Gestern habe ich über die derzeit laufende Modigliani Ausstellung in Livorno geschrieben. Ich bin bei Amadeo Modigliani hängengeblieben. In einem Katalog zu einer Ausstellung vor zehn Jahren in Bonn habe ich einen Text zum Mysterium Modigliani gefunden, der richtig Lust macht, sich mit diesem mysteriösen Künstler tiefergehend auseinander zu setzen:
„Alles an ihm ist Geheimnis, Innerlichkeit, verhaltene Kraft. Wenn man zum ersten Mal ein von Modigliani gemaltes Gesicht sieht, ist es das, was erstaunt: Etwas ist nicht ausgeprägt, ist nicht vollendet, da fehlt etwas, in den Linien, in der Farbe. Es zittert und verschwindet, erscheint erneut, wie ein Licht, wie das Aufleuchten eines Blicks, wie ein Lächeln. Unmöglich, dies festzuhalten, es zu ergreifen. Das ist das Mysterium Modiglianis, seine Macht: Er ist einer der wenigen Zauberer unserer Welt, der an das Leben, an die Bewegung glauben lässt.
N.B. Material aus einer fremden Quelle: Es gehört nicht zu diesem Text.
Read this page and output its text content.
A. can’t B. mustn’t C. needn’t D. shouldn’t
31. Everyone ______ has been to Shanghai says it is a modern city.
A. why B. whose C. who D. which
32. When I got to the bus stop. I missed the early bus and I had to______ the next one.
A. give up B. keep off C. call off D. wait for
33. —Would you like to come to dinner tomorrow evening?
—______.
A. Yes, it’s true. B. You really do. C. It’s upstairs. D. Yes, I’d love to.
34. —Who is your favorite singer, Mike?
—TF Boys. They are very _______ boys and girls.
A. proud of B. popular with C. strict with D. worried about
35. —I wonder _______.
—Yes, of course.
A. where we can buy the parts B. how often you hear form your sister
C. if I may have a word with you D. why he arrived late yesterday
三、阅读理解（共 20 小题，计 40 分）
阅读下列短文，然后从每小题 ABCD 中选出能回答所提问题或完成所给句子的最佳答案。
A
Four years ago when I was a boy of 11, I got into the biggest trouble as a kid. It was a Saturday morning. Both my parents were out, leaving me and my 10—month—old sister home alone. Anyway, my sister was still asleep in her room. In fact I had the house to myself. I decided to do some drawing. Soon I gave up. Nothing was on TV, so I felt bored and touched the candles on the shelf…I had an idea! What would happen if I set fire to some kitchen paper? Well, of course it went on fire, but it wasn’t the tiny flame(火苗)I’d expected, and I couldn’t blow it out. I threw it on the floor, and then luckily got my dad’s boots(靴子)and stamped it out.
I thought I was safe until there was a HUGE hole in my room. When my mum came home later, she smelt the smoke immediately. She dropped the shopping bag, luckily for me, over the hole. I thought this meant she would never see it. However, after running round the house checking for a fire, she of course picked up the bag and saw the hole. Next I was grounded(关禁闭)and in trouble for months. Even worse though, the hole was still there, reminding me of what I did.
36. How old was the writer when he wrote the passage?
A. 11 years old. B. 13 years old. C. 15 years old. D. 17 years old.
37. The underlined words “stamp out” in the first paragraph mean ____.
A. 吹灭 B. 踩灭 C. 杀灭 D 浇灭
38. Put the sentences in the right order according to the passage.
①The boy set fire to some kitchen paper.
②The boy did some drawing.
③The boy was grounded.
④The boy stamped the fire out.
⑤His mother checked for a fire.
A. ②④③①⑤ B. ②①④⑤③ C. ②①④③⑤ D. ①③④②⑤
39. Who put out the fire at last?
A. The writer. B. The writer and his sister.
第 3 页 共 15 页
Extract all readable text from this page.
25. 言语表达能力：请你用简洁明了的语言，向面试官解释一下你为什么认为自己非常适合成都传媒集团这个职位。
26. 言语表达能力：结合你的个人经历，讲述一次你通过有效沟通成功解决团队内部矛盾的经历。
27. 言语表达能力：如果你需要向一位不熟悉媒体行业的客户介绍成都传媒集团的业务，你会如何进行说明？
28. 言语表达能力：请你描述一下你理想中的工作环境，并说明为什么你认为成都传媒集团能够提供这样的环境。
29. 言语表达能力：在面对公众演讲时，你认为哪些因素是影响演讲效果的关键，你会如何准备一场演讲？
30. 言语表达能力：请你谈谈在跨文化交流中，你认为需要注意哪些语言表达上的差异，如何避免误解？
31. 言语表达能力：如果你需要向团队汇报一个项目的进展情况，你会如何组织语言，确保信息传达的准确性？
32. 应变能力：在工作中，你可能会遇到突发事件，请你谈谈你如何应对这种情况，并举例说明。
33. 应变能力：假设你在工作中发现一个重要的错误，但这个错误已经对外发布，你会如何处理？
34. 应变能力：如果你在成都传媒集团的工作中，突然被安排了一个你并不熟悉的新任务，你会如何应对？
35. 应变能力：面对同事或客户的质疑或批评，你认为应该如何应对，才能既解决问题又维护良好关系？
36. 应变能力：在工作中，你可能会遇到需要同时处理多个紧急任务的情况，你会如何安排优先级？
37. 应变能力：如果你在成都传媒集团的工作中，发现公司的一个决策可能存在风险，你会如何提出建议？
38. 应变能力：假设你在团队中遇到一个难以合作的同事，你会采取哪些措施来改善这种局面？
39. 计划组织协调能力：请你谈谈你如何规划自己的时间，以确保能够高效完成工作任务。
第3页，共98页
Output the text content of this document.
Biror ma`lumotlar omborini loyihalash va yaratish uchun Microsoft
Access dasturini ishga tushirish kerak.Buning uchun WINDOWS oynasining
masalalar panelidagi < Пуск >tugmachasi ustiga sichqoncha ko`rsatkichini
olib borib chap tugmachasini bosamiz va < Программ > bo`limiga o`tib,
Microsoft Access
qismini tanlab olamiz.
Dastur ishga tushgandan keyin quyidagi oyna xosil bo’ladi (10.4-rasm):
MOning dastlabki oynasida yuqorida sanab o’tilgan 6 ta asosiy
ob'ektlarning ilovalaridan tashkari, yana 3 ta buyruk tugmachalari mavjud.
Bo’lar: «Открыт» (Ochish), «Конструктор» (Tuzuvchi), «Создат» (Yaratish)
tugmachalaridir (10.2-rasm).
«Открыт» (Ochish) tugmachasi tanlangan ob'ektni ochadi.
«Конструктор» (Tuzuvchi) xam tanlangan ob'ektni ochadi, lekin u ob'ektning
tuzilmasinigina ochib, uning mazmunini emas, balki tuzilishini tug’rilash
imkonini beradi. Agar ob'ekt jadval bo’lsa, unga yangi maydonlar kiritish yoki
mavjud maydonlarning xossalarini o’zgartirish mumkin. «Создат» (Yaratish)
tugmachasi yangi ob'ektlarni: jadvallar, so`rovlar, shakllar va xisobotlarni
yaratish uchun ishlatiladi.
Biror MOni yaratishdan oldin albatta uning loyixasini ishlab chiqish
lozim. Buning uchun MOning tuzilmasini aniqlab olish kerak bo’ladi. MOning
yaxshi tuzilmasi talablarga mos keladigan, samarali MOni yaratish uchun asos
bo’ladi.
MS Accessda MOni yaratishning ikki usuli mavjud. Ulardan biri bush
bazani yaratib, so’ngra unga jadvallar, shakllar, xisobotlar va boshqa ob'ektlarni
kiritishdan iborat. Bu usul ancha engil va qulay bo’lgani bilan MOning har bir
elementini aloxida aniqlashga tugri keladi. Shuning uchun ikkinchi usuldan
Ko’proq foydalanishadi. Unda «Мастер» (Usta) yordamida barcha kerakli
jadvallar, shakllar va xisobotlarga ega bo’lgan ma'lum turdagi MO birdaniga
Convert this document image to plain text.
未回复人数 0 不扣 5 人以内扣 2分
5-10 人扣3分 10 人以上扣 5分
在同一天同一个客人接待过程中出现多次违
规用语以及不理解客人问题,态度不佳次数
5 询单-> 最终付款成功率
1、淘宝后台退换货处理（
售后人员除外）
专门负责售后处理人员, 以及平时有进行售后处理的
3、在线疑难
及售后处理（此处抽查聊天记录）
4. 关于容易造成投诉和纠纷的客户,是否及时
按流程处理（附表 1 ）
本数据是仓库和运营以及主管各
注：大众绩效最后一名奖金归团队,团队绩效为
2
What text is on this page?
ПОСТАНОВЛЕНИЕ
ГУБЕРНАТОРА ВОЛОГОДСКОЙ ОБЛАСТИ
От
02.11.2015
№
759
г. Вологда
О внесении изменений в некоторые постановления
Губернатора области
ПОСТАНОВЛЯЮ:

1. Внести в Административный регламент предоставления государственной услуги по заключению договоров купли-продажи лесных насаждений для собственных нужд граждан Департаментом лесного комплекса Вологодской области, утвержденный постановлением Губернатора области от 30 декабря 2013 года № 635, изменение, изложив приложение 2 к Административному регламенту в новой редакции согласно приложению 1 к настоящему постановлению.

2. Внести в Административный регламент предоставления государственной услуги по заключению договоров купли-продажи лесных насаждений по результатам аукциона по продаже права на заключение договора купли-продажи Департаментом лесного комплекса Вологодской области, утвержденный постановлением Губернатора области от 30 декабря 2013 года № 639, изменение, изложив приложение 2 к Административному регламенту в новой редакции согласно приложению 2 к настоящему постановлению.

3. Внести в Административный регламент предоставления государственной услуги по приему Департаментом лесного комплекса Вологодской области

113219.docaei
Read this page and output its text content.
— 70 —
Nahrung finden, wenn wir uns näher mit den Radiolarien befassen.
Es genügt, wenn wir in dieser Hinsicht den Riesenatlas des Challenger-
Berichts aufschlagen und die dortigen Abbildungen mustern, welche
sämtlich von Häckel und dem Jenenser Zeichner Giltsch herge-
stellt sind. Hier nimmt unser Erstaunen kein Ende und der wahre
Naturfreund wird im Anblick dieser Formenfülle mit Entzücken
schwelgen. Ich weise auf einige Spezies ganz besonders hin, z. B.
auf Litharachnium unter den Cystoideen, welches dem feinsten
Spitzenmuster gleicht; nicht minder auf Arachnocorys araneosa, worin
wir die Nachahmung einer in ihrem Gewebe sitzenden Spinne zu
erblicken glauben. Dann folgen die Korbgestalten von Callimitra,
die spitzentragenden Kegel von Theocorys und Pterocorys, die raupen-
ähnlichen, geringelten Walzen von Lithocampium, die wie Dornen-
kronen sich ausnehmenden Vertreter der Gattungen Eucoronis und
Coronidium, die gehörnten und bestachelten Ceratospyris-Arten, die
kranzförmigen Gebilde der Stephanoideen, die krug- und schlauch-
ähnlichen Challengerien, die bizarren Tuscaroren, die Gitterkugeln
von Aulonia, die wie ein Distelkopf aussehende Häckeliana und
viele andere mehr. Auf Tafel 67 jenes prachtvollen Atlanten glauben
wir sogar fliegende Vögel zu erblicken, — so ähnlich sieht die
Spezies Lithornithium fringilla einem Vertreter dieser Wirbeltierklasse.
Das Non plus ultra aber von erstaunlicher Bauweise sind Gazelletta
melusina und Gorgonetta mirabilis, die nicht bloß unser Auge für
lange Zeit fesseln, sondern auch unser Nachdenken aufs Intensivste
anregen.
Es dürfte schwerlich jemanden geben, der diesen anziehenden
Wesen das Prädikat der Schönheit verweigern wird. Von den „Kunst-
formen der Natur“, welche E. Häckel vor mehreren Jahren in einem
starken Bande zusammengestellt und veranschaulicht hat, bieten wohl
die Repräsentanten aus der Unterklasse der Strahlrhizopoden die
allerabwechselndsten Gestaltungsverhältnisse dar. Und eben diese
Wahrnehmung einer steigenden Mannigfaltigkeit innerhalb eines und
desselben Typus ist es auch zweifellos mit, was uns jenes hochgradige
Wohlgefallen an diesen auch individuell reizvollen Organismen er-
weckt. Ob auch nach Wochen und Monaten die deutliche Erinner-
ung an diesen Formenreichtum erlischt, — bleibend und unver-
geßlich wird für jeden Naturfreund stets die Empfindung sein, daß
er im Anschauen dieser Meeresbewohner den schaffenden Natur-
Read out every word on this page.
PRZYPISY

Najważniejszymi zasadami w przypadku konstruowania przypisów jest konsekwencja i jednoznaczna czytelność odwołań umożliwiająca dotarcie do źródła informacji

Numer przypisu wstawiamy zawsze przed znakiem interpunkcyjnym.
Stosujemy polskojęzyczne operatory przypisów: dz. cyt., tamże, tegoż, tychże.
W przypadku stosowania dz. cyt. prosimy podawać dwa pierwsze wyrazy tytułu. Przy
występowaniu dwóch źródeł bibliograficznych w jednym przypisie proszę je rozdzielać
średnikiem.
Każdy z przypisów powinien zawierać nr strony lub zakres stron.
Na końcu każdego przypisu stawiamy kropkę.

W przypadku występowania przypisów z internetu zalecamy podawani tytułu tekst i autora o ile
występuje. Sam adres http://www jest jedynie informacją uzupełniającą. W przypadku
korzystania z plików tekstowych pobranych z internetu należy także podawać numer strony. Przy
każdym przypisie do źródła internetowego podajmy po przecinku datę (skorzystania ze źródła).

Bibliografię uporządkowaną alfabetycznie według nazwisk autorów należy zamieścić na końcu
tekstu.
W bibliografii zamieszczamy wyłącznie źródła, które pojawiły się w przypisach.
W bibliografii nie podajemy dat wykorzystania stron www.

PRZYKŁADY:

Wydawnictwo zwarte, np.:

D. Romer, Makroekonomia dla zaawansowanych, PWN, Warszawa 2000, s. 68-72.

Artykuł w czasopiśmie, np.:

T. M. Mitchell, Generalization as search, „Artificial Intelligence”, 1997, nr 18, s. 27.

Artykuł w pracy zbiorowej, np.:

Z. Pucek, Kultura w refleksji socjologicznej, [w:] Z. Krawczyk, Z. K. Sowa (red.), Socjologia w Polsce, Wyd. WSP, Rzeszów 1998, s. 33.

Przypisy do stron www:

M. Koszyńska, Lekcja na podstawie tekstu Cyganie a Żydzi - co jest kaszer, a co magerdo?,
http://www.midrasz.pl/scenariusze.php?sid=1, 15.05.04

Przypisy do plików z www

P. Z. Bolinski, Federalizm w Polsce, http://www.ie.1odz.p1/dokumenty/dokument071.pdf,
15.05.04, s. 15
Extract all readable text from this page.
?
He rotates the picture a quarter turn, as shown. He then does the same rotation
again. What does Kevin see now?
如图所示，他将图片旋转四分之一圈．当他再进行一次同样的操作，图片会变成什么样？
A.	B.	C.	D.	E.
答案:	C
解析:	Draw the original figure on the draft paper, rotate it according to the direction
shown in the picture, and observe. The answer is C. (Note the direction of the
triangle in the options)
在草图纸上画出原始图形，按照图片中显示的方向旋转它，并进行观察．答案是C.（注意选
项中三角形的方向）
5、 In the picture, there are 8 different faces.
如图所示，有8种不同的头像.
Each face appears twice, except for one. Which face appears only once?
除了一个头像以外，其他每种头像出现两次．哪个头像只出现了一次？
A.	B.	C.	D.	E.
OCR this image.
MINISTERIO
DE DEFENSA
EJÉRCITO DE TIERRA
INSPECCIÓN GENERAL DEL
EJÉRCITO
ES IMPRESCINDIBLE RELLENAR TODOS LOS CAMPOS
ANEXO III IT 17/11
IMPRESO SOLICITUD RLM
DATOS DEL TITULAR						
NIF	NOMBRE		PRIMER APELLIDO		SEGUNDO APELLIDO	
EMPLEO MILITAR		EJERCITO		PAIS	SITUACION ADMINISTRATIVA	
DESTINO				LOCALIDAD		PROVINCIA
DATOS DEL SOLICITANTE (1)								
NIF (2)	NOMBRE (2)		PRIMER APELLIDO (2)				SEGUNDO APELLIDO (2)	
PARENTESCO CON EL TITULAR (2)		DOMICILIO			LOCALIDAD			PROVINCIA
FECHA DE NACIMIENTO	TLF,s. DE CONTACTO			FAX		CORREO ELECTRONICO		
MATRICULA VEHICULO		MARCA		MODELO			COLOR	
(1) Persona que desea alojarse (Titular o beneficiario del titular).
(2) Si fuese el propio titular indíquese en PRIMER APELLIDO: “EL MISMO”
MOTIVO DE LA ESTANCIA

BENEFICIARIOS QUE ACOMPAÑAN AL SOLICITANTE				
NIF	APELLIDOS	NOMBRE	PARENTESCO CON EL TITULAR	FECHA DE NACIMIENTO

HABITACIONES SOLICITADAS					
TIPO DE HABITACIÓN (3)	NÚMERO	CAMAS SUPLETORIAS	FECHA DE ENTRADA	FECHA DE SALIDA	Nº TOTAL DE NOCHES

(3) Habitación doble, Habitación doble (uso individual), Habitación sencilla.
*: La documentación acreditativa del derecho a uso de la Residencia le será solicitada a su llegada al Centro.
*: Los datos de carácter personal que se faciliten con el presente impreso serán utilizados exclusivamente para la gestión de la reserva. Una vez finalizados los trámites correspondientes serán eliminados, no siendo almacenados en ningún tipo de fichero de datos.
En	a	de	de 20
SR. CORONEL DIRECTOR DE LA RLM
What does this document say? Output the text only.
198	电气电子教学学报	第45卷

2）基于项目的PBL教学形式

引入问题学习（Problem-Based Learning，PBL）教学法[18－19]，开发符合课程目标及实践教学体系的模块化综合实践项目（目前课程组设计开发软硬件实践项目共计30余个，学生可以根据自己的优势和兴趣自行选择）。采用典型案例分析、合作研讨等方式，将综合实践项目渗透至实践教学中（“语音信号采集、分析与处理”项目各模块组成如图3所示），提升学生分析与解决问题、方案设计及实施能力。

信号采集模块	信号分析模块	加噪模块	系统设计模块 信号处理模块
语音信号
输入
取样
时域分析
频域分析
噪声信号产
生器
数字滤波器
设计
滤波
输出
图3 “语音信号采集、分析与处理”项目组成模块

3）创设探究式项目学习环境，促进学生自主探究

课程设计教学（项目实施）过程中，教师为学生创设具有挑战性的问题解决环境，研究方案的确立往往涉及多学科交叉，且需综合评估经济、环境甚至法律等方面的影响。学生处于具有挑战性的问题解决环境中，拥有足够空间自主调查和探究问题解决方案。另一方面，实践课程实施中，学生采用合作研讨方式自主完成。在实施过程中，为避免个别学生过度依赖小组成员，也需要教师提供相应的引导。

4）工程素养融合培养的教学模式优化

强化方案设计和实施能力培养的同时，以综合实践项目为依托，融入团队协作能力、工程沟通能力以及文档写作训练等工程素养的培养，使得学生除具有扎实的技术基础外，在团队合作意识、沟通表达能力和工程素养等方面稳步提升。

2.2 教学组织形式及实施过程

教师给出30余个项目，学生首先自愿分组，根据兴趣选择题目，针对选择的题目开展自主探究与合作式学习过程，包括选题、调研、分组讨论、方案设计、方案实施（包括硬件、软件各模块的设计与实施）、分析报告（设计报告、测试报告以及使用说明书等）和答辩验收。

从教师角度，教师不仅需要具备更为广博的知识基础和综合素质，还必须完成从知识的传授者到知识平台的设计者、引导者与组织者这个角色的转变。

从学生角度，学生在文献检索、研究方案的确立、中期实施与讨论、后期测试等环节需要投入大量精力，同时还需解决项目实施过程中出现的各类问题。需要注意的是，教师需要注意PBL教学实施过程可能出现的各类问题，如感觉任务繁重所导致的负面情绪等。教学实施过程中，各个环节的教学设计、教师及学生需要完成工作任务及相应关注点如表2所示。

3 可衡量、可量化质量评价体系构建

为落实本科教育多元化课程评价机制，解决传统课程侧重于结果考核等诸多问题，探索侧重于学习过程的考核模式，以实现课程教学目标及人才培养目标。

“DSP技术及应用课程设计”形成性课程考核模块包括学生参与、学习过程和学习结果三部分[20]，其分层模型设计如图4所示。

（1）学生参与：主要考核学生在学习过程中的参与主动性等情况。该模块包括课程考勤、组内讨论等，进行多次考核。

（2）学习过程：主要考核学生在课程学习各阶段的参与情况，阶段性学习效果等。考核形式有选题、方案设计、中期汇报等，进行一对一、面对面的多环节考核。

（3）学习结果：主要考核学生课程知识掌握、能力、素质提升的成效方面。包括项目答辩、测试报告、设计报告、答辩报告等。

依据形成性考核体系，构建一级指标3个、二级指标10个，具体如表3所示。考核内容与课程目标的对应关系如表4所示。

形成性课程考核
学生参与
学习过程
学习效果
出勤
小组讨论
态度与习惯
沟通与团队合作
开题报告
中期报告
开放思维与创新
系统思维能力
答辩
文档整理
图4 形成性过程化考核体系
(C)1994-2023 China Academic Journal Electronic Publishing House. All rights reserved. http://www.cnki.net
Um wahrhaft zu sagen, was diese Kraft ist, müsste man, glaube ich, vom Anfang der Malerei selbst sprechen, den Tieren der Frühgeschichte, den Glyphen, den Statuetten Kretas oder der keltischen Welt oder auch den etruskischen Malereien, worin durch die ein wenig eitle Anmut der Griechen die Gewalt des grenzenlosen Orients zutage tritt.
Modigliani ist mit Gauguin und van Gogh einer jener Maler, die sich am weitesten der Quelle der Kunst genähert haben, die magisch und rituell ist. Ohne es wirklich zu Wissen, aber mit dem ihm eigenen unbeugsamen Willen, malt er mit der immer selben Beharrlichkeit im Lauf der vielleicht zehn Jahre, die sein Leben als Maler währt, ein Gesicht und einen Körper, dasselbe Gesicht und denselben Körper, denselben Blick, als wiederholte er unermüdlich jene Exorzismusiguren, die bei einer Heilungs- und Wahrsagungszeremonie umgehen.
Das ist es, was fasziniert und ein wenig entsetzt am Werk Modiglianis, und niemand hat das verkannt. Er steht außerhalb des Stroms der Kunst, beiseite. könnte man sagen. Nicht aus Stolz und auch nicht aus Verachtung für die Kompromisse, die aus der Kunst einen Marktwert machen. Sondern weil er rasch begreift, durch eine Art blitzartige Eingebung. die wohl das ist, was anderen Menschen Genie nennen, dass er von diesem Gesicht allein und von allein diesem Körper gefordert ist, und dass er sie unablässig zeigen, erschaffen muss, bis er sie zu den seinen gemacht hat, bis zur unmöglichen Vollendung.“
Quelle: J. M. G. Le Clézio, „Modigliani oder das Mysterium“, in: Modigliani – ein Mythos der Moderne, Dumont Verlag, 2009, S. 113f.
sehr spannend. Danke für den Beitrag.